Bruce Conway laughed. "How you do bar Steve, Eli? He's not such a bad chap, really."

"What—with a face like that? I tell yew, if I was judge an' a feller with a figurehead like thet was brought afore me I wouldn't ask fer no evidence. I'd string him up, right away."

"His face isn't his fortune?" admitted Bruce. "But, after all, that's not his fault. He's civil enough to me."

"Well, he may be," returned old Eli Holt. "Yew works as much ez any two he's got, an' I'll warrant he don't give you a dollar a day."

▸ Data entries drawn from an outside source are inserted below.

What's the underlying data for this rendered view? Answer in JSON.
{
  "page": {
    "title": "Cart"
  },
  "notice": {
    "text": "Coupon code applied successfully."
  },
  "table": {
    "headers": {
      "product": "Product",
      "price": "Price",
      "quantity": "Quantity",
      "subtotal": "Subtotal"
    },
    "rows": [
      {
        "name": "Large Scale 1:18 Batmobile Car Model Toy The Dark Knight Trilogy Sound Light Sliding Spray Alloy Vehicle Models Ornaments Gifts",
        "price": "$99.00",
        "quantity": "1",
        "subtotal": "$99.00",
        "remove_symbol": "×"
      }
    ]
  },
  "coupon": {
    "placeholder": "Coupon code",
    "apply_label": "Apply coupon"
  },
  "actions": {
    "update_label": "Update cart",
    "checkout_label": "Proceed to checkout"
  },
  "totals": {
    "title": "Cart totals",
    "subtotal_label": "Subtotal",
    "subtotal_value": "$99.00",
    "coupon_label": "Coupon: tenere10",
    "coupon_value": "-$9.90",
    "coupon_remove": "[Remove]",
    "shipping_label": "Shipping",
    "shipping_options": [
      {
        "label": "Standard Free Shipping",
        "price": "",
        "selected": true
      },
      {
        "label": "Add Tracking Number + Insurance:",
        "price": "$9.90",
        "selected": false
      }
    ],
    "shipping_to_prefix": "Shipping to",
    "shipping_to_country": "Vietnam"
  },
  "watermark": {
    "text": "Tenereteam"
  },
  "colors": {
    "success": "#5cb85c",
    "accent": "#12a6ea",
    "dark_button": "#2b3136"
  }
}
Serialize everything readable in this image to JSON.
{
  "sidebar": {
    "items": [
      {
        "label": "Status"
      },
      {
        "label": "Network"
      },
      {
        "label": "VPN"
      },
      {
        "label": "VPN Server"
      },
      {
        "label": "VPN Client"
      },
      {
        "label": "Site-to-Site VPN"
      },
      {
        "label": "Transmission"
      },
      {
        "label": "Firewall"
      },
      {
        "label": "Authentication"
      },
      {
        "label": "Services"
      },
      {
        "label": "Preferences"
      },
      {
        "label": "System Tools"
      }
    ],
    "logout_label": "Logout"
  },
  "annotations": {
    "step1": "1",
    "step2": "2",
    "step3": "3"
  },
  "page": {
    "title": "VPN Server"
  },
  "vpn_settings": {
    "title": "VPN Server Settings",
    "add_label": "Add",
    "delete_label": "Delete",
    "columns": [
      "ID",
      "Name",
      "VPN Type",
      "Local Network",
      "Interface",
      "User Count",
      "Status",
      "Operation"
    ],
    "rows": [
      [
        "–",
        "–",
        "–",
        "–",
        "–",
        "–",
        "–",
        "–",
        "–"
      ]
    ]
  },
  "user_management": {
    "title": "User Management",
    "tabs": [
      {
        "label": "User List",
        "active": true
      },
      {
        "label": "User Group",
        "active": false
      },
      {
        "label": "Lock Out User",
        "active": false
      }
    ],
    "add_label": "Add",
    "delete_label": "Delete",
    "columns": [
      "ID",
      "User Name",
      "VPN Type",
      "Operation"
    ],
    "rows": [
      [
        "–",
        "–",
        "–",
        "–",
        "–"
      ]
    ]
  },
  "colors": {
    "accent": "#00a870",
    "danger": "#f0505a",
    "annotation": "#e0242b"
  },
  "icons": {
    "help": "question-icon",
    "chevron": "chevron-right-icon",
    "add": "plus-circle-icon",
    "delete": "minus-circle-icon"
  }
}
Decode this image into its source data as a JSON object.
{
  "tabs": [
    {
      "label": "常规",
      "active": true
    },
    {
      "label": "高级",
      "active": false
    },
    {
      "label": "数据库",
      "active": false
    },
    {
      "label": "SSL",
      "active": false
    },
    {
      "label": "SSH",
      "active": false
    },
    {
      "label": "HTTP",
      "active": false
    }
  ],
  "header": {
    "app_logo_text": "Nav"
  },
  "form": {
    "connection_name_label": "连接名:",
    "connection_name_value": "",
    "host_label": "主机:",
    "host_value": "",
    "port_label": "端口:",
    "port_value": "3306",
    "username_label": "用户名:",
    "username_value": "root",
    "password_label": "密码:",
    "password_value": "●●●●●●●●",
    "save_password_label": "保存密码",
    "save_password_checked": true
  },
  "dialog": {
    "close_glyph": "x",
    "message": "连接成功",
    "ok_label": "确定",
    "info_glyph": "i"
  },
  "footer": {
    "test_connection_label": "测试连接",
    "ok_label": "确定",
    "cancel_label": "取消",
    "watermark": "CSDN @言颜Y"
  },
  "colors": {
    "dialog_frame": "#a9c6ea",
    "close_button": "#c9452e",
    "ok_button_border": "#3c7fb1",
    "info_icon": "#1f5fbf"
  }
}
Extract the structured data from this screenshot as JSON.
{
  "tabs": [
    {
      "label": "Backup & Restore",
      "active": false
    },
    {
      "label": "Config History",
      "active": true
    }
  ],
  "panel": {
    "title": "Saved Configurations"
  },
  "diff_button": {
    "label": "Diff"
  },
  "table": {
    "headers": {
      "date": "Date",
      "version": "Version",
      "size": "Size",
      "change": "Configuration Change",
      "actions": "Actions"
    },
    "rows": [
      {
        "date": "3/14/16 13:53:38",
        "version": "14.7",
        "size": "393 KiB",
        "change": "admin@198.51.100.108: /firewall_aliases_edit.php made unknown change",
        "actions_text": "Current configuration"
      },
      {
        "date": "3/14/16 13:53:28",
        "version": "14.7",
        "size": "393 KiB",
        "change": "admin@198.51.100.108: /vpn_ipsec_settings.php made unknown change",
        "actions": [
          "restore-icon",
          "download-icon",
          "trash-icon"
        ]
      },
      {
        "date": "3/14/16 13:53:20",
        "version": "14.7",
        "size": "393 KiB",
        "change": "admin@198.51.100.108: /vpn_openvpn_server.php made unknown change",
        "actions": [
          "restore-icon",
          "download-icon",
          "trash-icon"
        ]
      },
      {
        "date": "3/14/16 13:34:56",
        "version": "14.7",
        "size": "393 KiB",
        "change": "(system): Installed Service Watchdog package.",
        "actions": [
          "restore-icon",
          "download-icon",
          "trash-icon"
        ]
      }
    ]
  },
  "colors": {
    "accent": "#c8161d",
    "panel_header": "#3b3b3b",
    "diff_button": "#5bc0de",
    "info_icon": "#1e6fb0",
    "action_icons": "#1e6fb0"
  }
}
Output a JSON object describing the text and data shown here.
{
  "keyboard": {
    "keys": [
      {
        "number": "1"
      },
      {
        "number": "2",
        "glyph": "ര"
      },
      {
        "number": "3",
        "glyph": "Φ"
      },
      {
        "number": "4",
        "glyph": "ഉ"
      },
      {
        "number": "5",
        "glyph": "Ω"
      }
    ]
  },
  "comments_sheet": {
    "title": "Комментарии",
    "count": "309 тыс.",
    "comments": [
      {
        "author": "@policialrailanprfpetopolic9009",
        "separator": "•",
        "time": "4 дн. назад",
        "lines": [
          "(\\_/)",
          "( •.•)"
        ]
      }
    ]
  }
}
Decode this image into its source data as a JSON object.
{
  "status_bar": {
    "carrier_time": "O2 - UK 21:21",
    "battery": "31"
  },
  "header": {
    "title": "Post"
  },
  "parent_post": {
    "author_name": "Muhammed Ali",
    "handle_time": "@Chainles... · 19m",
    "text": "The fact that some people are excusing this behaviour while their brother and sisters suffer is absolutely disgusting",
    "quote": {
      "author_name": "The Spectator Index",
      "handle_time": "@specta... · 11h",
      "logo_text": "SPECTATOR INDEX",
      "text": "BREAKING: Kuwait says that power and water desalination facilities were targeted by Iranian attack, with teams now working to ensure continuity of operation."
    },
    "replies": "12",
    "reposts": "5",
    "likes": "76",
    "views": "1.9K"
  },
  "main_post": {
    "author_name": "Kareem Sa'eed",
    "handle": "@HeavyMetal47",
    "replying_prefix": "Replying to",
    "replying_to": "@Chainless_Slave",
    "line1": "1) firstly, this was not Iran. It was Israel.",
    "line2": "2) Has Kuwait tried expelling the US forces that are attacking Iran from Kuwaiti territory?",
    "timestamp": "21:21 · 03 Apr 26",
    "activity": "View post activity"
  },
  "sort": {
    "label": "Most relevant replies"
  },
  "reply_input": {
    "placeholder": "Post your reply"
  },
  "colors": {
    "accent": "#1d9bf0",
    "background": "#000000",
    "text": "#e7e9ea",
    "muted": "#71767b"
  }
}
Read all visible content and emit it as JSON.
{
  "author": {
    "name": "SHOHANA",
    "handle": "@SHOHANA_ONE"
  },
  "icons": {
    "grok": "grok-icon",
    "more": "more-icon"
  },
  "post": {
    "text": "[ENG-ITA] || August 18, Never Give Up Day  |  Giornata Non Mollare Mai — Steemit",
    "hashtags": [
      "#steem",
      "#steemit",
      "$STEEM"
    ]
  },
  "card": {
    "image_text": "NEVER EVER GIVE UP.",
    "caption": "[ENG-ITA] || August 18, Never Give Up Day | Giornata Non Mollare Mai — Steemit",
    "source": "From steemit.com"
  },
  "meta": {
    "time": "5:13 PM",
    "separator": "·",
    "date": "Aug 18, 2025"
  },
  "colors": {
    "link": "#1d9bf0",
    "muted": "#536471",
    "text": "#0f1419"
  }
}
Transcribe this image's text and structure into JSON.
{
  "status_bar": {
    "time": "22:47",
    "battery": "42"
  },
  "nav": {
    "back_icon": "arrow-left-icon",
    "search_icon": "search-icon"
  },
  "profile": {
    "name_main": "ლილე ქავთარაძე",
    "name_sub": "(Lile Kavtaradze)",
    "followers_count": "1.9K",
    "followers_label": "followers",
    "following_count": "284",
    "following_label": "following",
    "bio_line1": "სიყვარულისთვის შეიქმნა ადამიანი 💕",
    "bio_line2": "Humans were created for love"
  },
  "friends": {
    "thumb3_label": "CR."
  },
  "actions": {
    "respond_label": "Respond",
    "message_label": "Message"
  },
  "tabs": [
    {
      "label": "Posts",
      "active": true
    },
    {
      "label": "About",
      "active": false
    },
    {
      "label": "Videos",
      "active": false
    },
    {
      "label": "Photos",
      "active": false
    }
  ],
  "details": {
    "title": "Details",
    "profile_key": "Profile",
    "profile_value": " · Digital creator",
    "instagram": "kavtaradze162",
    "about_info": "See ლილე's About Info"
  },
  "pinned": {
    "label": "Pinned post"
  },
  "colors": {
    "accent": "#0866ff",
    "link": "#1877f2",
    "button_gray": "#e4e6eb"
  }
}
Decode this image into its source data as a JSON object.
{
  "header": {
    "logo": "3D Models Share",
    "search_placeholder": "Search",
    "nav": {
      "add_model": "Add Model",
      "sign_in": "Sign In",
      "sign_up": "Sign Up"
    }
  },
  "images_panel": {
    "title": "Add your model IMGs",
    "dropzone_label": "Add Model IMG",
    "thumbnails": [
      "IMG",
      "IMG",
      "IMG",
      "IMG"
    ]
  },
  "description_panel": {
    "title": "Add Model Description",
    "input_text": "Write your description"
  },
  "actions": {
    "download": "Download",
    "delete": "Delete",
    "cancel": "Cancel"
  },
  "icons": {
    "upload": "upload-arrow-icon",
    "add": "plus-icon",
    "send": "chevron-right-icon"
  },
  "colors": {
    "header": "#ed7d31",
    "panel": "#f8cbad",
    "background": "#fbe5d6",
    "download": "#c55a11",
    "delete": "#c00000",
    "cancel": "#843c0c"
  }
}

"He don't pay me at all," said Bruce. "I only get my board and lodging."

"'Tis a shame—a dirty shame!" exclaimed Eli. "Ef yew've got any sense yew'll pack up your traps an' quit. There's chaps not ez good ez yew getting their two an' a half up on the new railway extension under Twin Mountain."

"Maybe I will in a month or so," said Bruce, "But I can't leave Steve now with the hay cutting just coming on. That wouldn't be straight goods. And for another thing, Eli, I'm not here altogether on the make. I've got money coming to me some of these days—a long time off, I hope. But when my old uncle dies I'll have to go back to England and run a biggish place."

"All the more reason ez yew should be keerful," said the old westerner. "Mark my words, young Conway, yew'll be sorry ef yew don't git out—and soon, too."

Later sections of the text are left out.